Mais aussi, un événement indésirable grave associé à des soins réalisés lors d’investigations, de traitements, d’actes médicaux à visée esthétique ou d’actions de prévention est au regard du décret du 26 novembre 2016 :

  • Un événement inattendu au regard de l’état de santé et de la pathologie de la personne et dont les conséquences sont le décès, la mise en jeu du pronostic vital, la survenue probable d’un déficit fonctionnel permanent y compris une anomalie ou une malformation congénitale.
  • Ces événements relèvent d’une obligation de déclaration externe.
  • Mais, au sein d’une activité de soins, il faudra aussi prendre en compte des événements dont les conséquences sont moins graves au regard de la loi mais néanmoins sévères et préjudiciables pour le patient (personne) et seront évalués au regard de leur caractère plus ou moins réversible.

Aléa thérapeutique

"Réalisation en dehors de toute faute du praticien(*) d'un accident inhérent à l'acte médical et qui ne peut être maîtrisé" (Cour de cassation, le 08/11/2000 ; Cour d'appel de Paris, les 19/01/2007 et 30/10/2009).

(*) ou de l'équipe soignante au sens large du terme

Description du processus en mode dégradé (annonce dans l'urgence)

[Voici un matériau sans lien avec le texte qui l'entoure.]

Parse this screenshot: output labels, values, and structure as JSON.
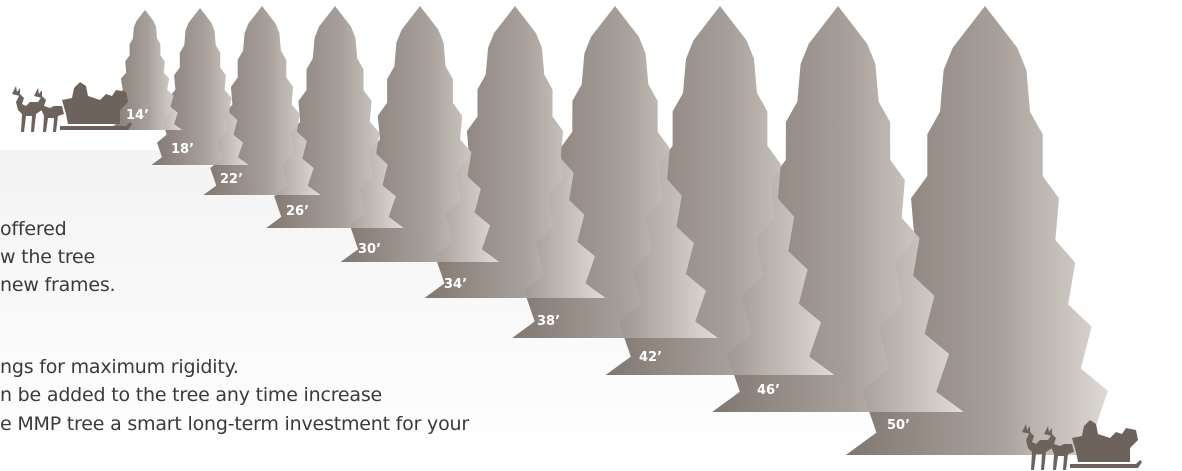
{
  "tree_sizes": [
    "14’",
    "18’",
    "22’",
    "26’",
    "30’",
    "34’",
    "38’",
    "42’",
    "46’",
    "50’"
  ],
  "body_text": {
    "line1": "offered",
    "line2": "w the tree",
    "line3": "new frames.",
    "line4": "ngs for maximum rigidity.",
    "line5": "n be added to the tree any time increase",
    "line6": "e MMP tree a smart long-term investment for your"
  },
  "icons": {
    "sleigh_left": "santa-sleigh-reindeer-icon",
    "sleigh_right": "santa-sleigh-reindeer-icon"
  },
  "colors": {
    "tree_dark": "#7b706a",
    "tree_light": "#d7d2cd",
    "sleigh": "#6e625c",
    "text": "#3a3a3a",
    "label": "#ffffff"
  }
}
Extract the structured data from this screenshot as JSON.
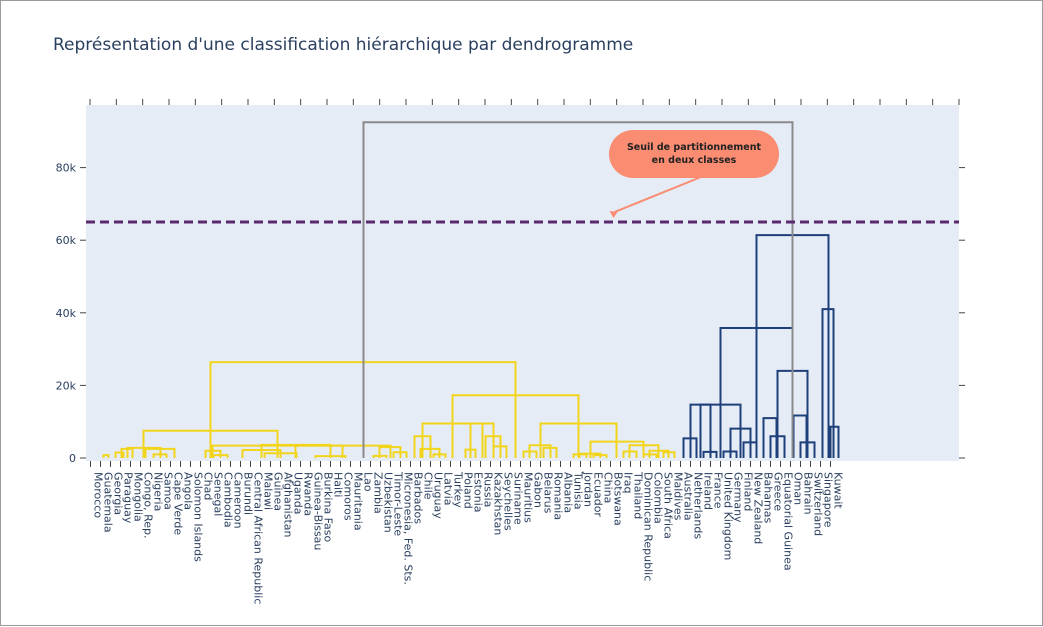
{
  "chart_title": "Représentation d'une classification hiérarchique par dendrogramme",
  "chart_data": {
    "type": "dendrogram",
    "title": "Représentation d'une classification hiérarchique par dendrogramme",
    "ylim": [
      -1000,
      96000
    ],
    "yticks": [
      0,
      20000,
      40000,
      60000,
      80000
    ],
    "ytick_labels": [
      "0",
      "20k",
      "40k",
      "60k",
      "80k"
    ],
    "grid": false,
    "leaves": [
      "Morocco",
      "Guatemala",
      "Georgia",
      "Paraguay",
      "Mongolia",
      "Congo, Rep.",
      "Nigeria",
      "Samoa",
      "Cape Verde",
      "Angola",
      "Solomon Islands",
      "Chad",
      "Senegal",
      "Cambodia",
      "Cameroon",
      "Burundi",
      "Central African Republic",
      "Malawi",
      "Guinea",
      "Afghanistan",
      "Uganda",
      "Rwanda",
      "Guinea-Bissau",
      "Burkina Faso",
      "Haiti",
      "Comoros",
      "Mauritania",
      "Lao",
      "Zambia",
      "Uzbekistan",
      "Timor-Leste",
      "Micronesia, Fed. Sts.",
      "Barbados",
      "Chile",
      "Uruguay",
      "Latvia",
      "Turkey",
      "Poland",
      "Estonia",
      "Russia",
      "Kazakhstan",
      "Seychelles",
      "Suriname",
      "Mauritius",
      "Gabon",
      "Belarus",
      "Romania",
      "Albania",
      "Tunisia",
      "Jordan",
      "Ecuador",
      "China",
      "Botswana",
      "Iraq",
      "Thailand",
      "Dominican Republic",
      "Colombia",
      "South Africa",
      "Maldives",
      "Australia",
      "Netherlands",
      "Ireland",
      "France",
      "United Kingdom",
      "Germany",
      "Finland",
      "New Zealand",
      "Bahamas",
      "Greece",
      "Equatorial Guinea",
      "Oman",
      "Bahrain",
      "Switzerland",
      "Singapore",
      "Kuwait"
    ],
    "clusters": [
      {
        "name": "",
        "color": "#f2d51b",
        "leaves": [
          0,
          58
        ]
      },
      {
        "name": "",
        "color": "#1f3f7a",
        "leaves": [
          59,
          74
        ]
      }
    ],
    "root_color": "#8a8a8a",
    "link_height_scale": 1000,
    "links": [
      {
        "x": [
          1.3,
          1.8
        ],
        "h": 0.8,
        "c": "y"
      },
      {
        "x": [
          2.5,
          3.3
        ],
        "h": 1.5,
        "c": "y"
      },
      {
        "x": [
          3.1,
          4.2
        ],
        "h": 2.5,
        "c": "y"
      },
      {
        "x": [
          6.3,
          7.6
        ],
        "h": 1.0,
        "c": "y"
      },
      {
        "x": [
          5.5,
          8.4
        ],
        "h": 2.5,
        "c": "y"
      },
      {
        "x": [
          3.7,
          7.0
        ],
        "h": 2.8,
        "c": "y"
      },
      {
        "x": [
          12.3,
          13.7
        ],
        "h": 0.8,
        "c": "y"
      },
      {
        "x": [
          11.5,
          13.0
        ],
        "h": 2.0,
        "c": "y"
      },
      {
        "x": [
          17.4,
          20.6
        ],
        "h": 1.3,
        "c": "y"
      },
      {
        "x": [
          15.2,
          19.0
        ],
        "h": 2.2,
        "c": "y"
      },
      {
        "x": [
          22.5,
          25.5
        ],
        "h": 0.5,
        "c": "y"
      },
      {
        "x": [
          17.1,
          24.0
        ],
        "h": 3.6,
        "c": "y"
      },
      {
        "x": [
          28.3,
          29.6
        ],
        "h": 0.6,
        "c": "y"
      },
      {
        "x": [
          30.3,
          31.6
        ],
        "h": 1.6,
        "c": "y"
      },
      {
        "x": [
          28.9,
          31.0
        ],
        "h": 3.0,
        "c": "y"
      },
      {
        "x": [
          20.5,
          30.0
        ],
        "h": 3.4,
        "c": "y"
      },
      {
        "x": [
          12.2,
          25.2
        ],
        "h": 3.4,
        "c": "y"
      },
      {
        "x": [
          5.3,
          18.7
        ],
        "h": 7.5,
        "c": "y"
      },
      {
        "x": [
          34.3,
          35.5
        ],
        "h": 1.0,
        "c": "y"
      },
      {
        "x": [
          33.0,
          34.9
        ],
        "h": 2.5,
        "c": "y"
      },
      {
        "x": [
          32.4,
          34.0
        ],
        "h": 6.0,
        "c": "y"
      },
      {
        "x": [
          37.5,
          38.5
        ],
        "h": 2.3,
        "c": "y"
      },
      {
        "x": [
          40.3,
          41.6
        ],
        "h": 3.2,
        "c": "y"
      },
      {
        "x": [
          39.5,
          41.0
        ],
        "h": 6.0,
        "c": "y"
      },
      {
        "x": [
          38.0,
          40.3
        ],
        "h": 9.5,
        "c": "y"
      },
      {
        "x": [
          33.2,
          39.2
        ],
        "h": 9.5,
        "c": "y"
      },
      {
        "x": [
          43.3,
          44.6
        ],
        "h": 1.8,
        "c": "y"
      },
      {
        "x": [
          45.3,
          46.6
        ],
        "h": 2.8,
        "c": "y"
      },
      {
        "x": [
          43.9,
          46.0
        ],
        "h": 3.5,
        "c": "y"
      },
      {
        "x": [
          48.3,
          49.6
        ],
        "h": 1.0,
        "c": "y"
      },
      {
        "x": [
          50.3,
          51.6
        ],
        "h": 0.8,
        "c": "y"
      },
      {
        "x": [
          48.9,
          51.0
        ],
        "h": 1.2,
        "c": "y"
      },
      {
        "x": [
          53.3,
          54.6
        ],
        "h": 1.8,
        "c": "y"
      },
      {
        "x": [
          55.3,
          56.6
        ],
        "h": 1.0,
        "c": "y"
      },
      {
        "x": [
          57.3,
          58.4
        ],
        "h": 1.6,
        "c": "y"
      },
      {
        "x": [
          55.9,
          57.8
        ],
        "h": 2.0,
        "c": "y"
      },
      {
        "x": [
          53.9,
          56.8
        ],
        "h": 3.5,
        "c": "y"
      },
      {
        "x": [
          50.0,
          55.3
        ],
        "h": 4.5,
        "c": "y"
      },
      {
        "x": [
          45.0,
          52.6
        ],
        "h": 9.5,
        "c": "y"
      },
      {
        "x": [
          36.2,
          48.8
        ],
        "h": 17.3,
        "c": "y"
      },
      {
        "x": [
          12.0,
          42.5
        ],
        "h": 26.4,
        "c": "y"
      },
      {
        "x": [
          59.3,
          60.6
        ],
        "h": 5.4,
        "c": "b"
      },
      {
        "x": [
          61.3,
          62.6
        ],
        "h": 1.7,
        "c": "b"
      },
      {
        "x": [
          60.0,
          62.0
        ],
        "h": 14.7,
        "c": "b"
      },
      {
        "x": [
          63.3,
          64.6
        ],
        "h": 1.8,
        "c": "b"
      },
      {
        "x": [
          65.3,
          66.6
        ],
        "h": 4.3,
        "c": "b"
      },
      {
        "x": [
          64.0,
          66.0
        ],
        "h": 8.1,
        "c": "b"
      },
      {
        "x": [
          61.0,
          65.0
        ],
        "h": 14.7,
        "c": "b"
      },
      {
        "x": [
          67.3,
          68.6
        ],
        "h": 11.0,
        "c": "b"
      },
      {
        "x": [
          68.0,
          69.4
        ],
        "h": 6.0,
        "c": "b"
      },
      {
        "x": [
          70.3,
          71.6
        ],
        "h": 11.7,
        "c": "b"
      },
      {
        "x": [
          71.0,
          72.4
        ],
        "h": 4.3,
        "c": "b"
      },
      {
        "x": [
          68.7,
          71.7
        ],
        "h": 24.0,
        "c": "b"
      },
      {
        "x": [
          63.0,
          70.2
        ],
        "h": 35.8,
        "c": "b"
      },
      {
        "x": [
          73.2,
          74.3
        ],
        "h": 41.0,
        "c": "b"
      },
      {
        "x": [
          74.0,
          74.8
        ],
        "h": 8.6,
        "c": "b"
      },
      {
        "x": [
          66.6,
          73.8
        ],
        "h": 61.4,
        "c": "b"
      },
      {
        "x": [
          27.3,
          70.2
        ],
        "h": 92.5,
        "c": "g"
      }
    ],
    "threshold": {
      "value": 65000,
      "color": "#5b2a6e",
      "style": "dashed"
    },
    "annotation": {
      "text_lines": [
        "Seuil de partitionnement",
        "en deux classes"
      ],
      "bg_color": "#fa8c72",
      "arrow_color": "#fa8c72",
      "target_x_leaf": 52.3,
      "target_y": 65000
    }
  }
}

En cas d'accident nécessitant des mesures d'urgence immédiates (erreur avérée de site opératoire ou de côté, erreur de produit administré, etc.), le processus d'annonce reste inchangé mais les étapes doivent être condensées en vue d'une information plus rapide. Dans ce cas :

  • l'annonce peut être immédiate, réalisée par le(s) professionnel(s) habilité(s) sur place au moment de la détection de l'événement (au bloc opératoire, en salle de réveil, au lit du patient hospitalisé, en consultation...) avec traçabilité dans le dossier selon les principes évoqués ci-dessus et information de l'administrateur de garde ;
  • un débriefing en équipe est indispensable ;
  • une annonce dans l'urgence requiert obligatoirement une deuxième rencontre avec le patient pour reprendre dans un contexte plus apaisé les informations qui lui ont été délivrées ;
  • une déclaration d'événement indésirable doit être réalisée auprès de la coordination des Risques, voire de la plateforme nationale.

Attention : Une communication en urgence est risquée car non préparée, notamment par l'utilisation de mots non ou mal appropriés.

Pour anticiper ces situations délicates et stressantes, chaque professionnel devrait identifier a priori les situations à risques auxquelles il pourrait être confronté.

Il pourra s'y préparer de façon anticipée, par des simulations organisées au niveau institutionnel, évitant alors l'improvisation (NB : éventuellement, des référents formés joignables via la Cellule Qualité-Gestion des Risques).

Evaluation du dispositif

L'évaluation du dispositif se fait via :          

  • un audit de pratiques tous les deux ans,
  • une évaluation des fiches de déclaration des EIG (traçabilité de l'information),
  • un programme de développement professionnel continu (DPC), avec révision de la procédure générale en conséquence.